Actualités | Une étude identifie un variant génétique qui accélère le vieillissement ovocytaire et pourrait améliorer le traitement de l’infertilité



Actualités | Une étude identifie un variant génétique qui accélère le vieillissement ovocytaire et pourrait améliorer le traitement de l’infertilité


Le 22 novembre 2024, des chercheurs de l’université Rutgers ont annoncé une découverte majeure en santé reproductive : en identifiant un variant génétique directement associé aux fausses couches précoces, ils ont mis en évidence une cause génétique de l’accélération du vieillissement ovocytaire. Cette découverte fournit des données importantes pour la recherche sur l’infertilité précoce et pourrait ouvrir de nouvelles perspectives pour la planification familiale et les traitements de fertilité.

L’étude a été publiée dans Proceedings of the National Academy of Sciences.
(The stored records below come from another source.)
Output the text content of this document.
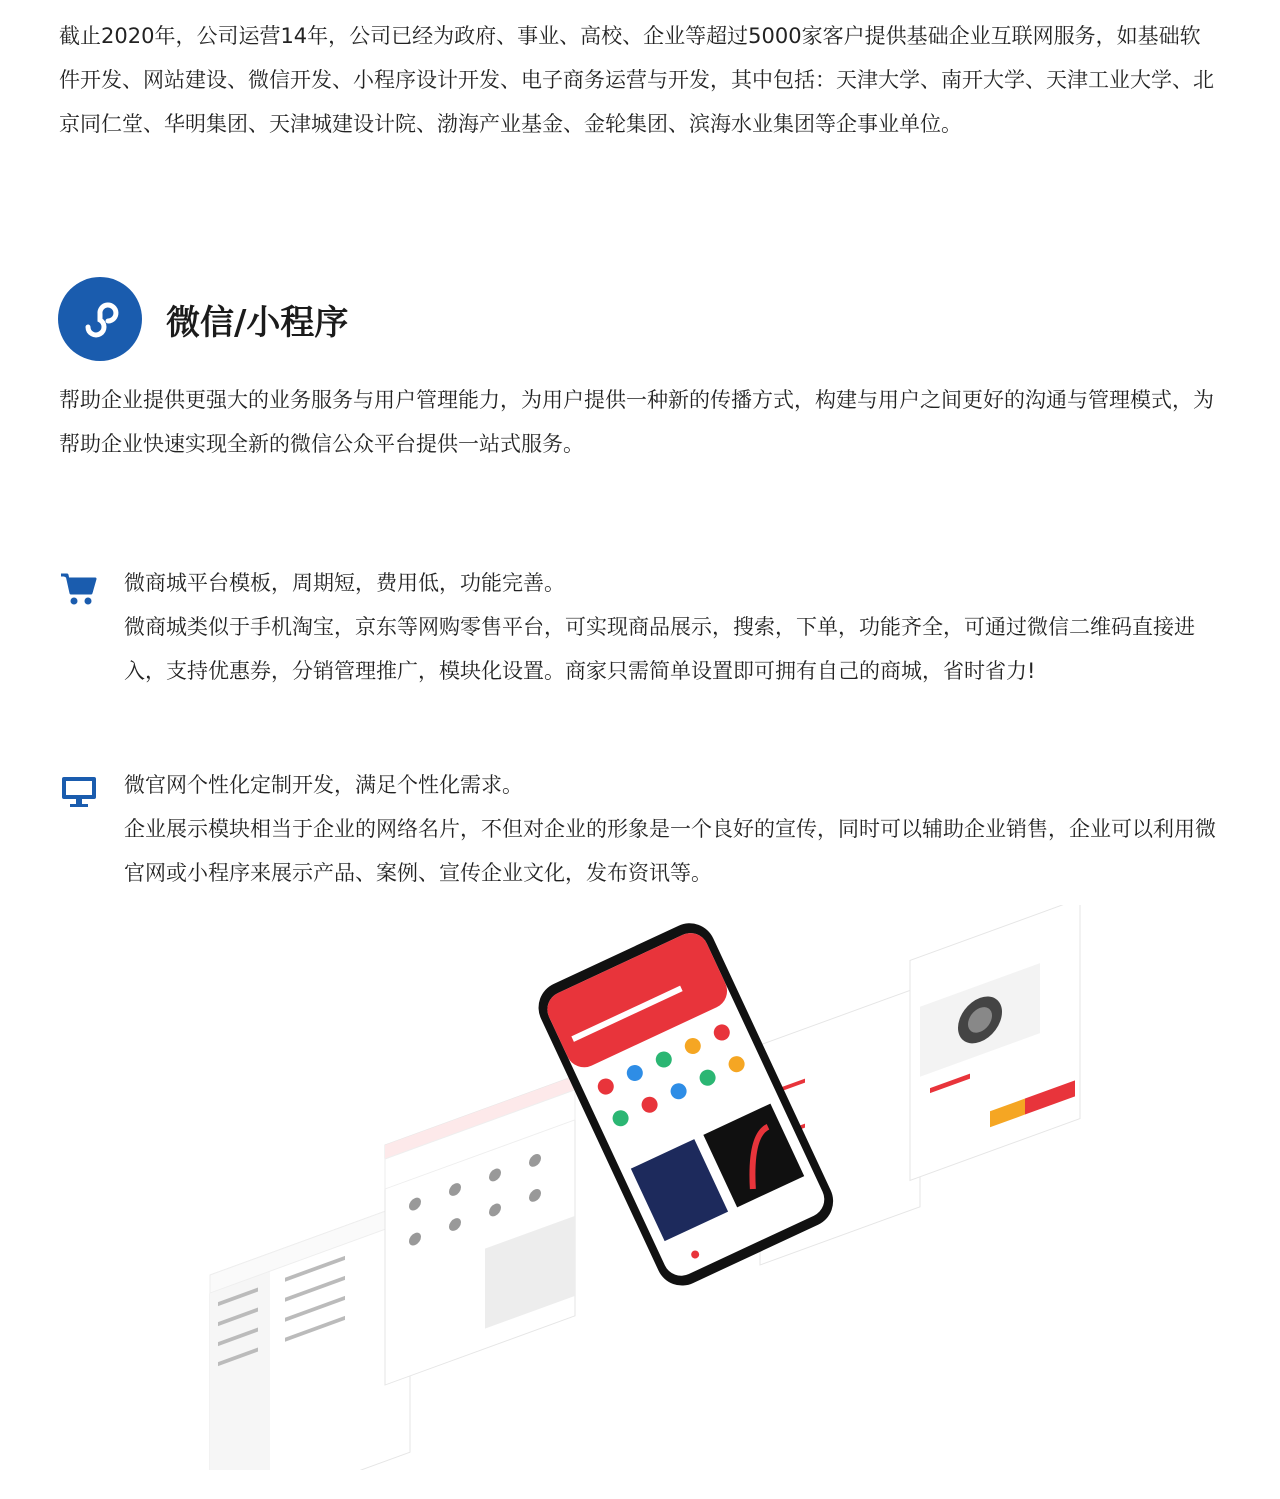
截止2020年，公司运营14年，公司已经为政府、事业、高校、企业等超过5000家客户提供基础企业互联网服务，如基础软件开发、网站建设、微信开发、小程序设计开发、电子商务运营与开发，其中包括：天津大学、南开大学、天津工业大学、北京同仁堂、华明集团、天津城建设计院、渤海产业基金、金轮集团、滨海水业集团等企事业单位。
微信/小程序
帮助企业提供更强大的业务服务与用户管理能力，为用户提供一种新的传播方式，构建与用户之间更好的沟通与管理模式，为帮助企业快速实现全新的微信公众平台提供一站式服务。
微商城平台模板，周期短，费用低，功能完善。
微商城类似于手机淘宝，京东等网购零售平台，可实现商品展示，搜索，下单，功能齐全，可通过微信二维码直接进入，支持优惠券，分销管理推广，模块化设置。商家只需简单设置即可拥有自己的商城，省时省力!
微官网个性化定制开发，满足个性化需求。
企业展示模块相当于企业的网络名片，不但对企业的形象是一个良好的宣传，同时可以辅助企业销售，企业可以利用微官网或小程序来展示产品、案例、宣传企业文化，发布资讯等。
L’équipe a constaté qu’un variant d’un seul acide aminé dans le gène de kinésine KIF18A pouvait accélérer le vieillissement des ovocytes chez les femmes, en réduire la qualité et augmenter le risque de fausse couche. Ce variant provoque des anomalies en modifiant le nombre de chromosomes des ovocytes, un phénomène appelé aneuploïdie, ce qui accroît encore le risque de fausse couche.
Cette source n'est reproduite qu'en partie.